Juga akan ada spesial show dari LT Pro, dan pejabat/istri pejabat di lingkungan kedinasan Pemprov Jateng. Jateng in Fashion 2019 dikoreograferi Umbu Fikram Marapeti, Uyik Budi Lestari, dan Anto Samurai. Melibatkan 24 peragawati Jakarta, Surabaya, Semarang, Solo, dan Yogyakarta. Juga delapan peragawan, dan delapan model anak.

Mengusung tema ‘Tradisi Pertiwi’ acara ini bertujuan menggugah para perajin dan desainer batik untuk berlomba-lomba meningkatkan nilai jual produk mereka.

Menurut Tosa Santosa, pimpinan Rumah Pentas, Jateng in Fashion 2019 bertujuan menampilkan produk-produk fesyen berbasis produk tradisi yang amat banyak di Jawa Tengah. “Agar lebih dikenal luas, menasional, agar tidak terjadi semacam kompetisi baik secara kuantitas maupun kualitas,” terang Tosa.
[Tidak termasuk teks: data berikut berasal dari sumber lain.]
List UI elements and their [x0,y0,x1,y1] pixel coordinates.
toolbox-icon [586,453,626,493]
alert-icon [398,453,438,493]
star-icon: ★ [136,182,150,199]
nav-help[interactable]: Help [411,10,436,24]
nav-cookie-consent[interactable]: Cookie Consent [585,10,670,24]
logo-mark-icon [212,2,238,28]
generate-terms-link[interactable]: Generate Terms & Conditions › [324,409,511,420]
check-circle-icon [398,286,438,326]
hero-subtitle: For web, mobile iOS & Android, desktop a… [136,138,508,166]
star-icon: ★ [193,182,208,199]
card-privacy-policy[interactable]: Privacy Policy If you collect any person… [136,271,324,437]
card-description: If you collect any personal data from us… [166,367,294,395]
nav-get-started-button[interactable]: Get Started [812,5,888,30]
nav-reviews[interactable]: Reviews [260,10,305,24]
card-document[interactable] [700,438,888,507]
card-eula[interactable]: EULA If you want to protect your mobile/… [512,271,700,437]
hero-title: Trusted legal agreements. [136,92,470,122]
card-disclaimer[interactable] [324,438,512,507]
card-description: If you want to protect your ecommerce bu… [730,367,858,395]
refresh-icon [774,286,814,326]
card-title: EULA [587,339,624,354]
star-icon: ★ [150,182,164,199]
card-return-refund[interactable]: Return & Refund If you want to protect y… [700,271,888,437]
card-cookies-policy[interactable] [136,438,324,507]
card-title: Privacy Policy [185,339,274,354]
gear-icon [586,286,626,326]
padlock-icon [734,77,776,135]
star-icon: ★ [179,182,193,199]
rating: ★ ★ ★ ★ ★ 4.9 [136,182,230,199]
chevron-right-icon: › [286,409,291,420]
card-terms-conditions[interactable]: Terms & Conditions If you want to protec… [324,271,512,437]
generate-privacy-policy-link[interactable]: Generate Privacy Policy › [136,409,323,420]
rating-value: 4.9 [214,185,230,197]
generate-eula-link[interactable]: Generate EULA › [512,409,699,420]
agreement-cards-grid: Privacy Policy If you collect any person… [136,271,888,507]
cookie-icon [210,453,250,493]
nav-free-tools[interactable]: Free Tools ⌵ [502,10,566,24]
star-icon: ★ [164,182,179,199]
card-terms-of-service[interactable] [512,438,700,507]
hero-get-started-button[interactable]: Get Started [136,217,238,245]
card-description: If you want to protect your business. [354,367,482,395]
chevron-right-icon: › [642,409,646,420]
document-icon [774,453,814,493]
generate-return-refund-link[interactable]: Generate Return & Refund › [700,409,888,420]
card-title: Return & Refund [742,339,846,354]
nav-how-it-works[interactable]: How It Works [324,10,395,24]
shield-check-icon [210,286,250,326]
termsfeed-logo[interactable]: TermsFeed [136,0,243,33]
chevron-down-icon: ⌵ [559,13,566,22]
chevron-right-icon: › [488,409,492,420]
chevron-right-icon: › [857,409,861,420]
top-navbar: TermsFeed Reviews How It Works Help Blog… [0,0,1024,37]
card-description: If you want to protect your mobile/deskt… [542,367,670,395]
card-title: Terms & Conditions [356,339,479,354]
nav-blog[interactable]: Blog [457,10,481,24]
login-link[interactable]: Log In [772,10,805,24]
Jateng in Fashion 2019, kata Tosa Santosa, beda dengan event lain yang mungkin pernah ada di Jateng. “Rumah Pentas bukan sebagai EO yang profit oriented tetapi EO yang bermisi membantu bertumbuh kembangnya dunia fesyen di daerah, agar mampu dipandang baik secara nasional maupun internasional. Berjuang agar sebuah event fesyen menjadi tolak ukur ajang presentasi,” tambah Tosa yang pernah menangani banyak event fesyen besar di Yogyakarta.

Jateng in Fashion 2019 diharap Ketua Harian Dekranasda Jateng Peni Rahayu, bisa mengangkat kerajinan Jawa Tengah, khususnya batik, bersaing di Nusantara.(YK)

You may also like...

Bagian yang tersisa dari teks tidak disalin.